I believe there will always be a demand and benefit to person-centered, person-provided psychiatric care for those that can afford it. But it is becoming an expensive luxury and everyone else is going to see AI-informed care used to make basic diagnoses of things like depression, anxiety, bipolar, PTSD, ADHD. Psychiatrists will still have a role in more complex cases, psychosis, treatment-resistant cases but a lot of bread and butter mental health cases will experience AI-informed care to dispense SSRIs etc to the masses. Rather than revolution, this is a natural evolution of where mental healthcare has already gone.
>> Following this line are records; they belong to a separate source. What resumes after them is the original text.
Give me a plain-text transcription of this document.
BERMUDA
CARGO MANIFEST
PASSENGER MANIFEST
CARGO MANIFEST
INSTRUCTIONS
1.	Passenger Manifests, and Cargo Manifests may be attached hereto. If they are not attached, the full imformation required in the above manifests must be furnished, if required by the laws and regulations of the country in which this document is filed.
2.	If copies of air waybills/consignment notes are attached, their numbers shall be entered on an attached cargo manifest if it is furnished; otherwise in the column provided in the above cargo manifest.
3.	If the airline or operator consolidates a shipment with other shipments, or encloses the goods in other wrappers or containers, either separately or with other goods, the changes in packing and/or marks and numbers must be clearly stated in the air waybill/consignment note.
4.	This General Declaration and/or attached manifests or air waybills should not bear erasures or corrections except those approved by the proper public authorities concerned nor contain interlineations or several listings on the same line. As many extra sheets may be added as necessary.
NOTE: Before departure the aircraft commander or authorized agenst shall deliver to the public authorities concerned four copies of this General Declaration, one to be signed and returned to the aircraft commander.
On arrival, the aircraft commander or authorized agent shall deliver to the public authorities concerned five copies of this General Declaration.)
This just does not match my experience of practicing psychiatry at all. I think maybe 5-10% max of my patients would fall into basic uncomplicated text book style cases without significant comorbidity or treatment refractory concerns. In fact ,I recall medical students and residents bemoan the complexity of patients in comparison to step 3/shelf style multiple choice questions. We already have an infrastructure to dispense SSRIs to the masses (or psychostimulants in peds) called primary care, and somehow the wait to see a child/adolescent psychiatrist even with top-of-the-line private insurance is several months at every place within a 30 minute drive of my practice. Say every medicaid patient in the country gets AI based meds with a single group of doctors overseeing that, we would still be unable to simply see every private insurance/cash pay patient in my area.

I am not remotely a luddite or someone downplaying the role of LLMs, there is a huge target on healthcare's back given how bad the system is and how much demand is present (including some obvious latent demand in the mental health space). But there is a huge way to go before this is taking away our work. We've had alienists for a long time and I don't see us disappearing due to this next technologic revolution.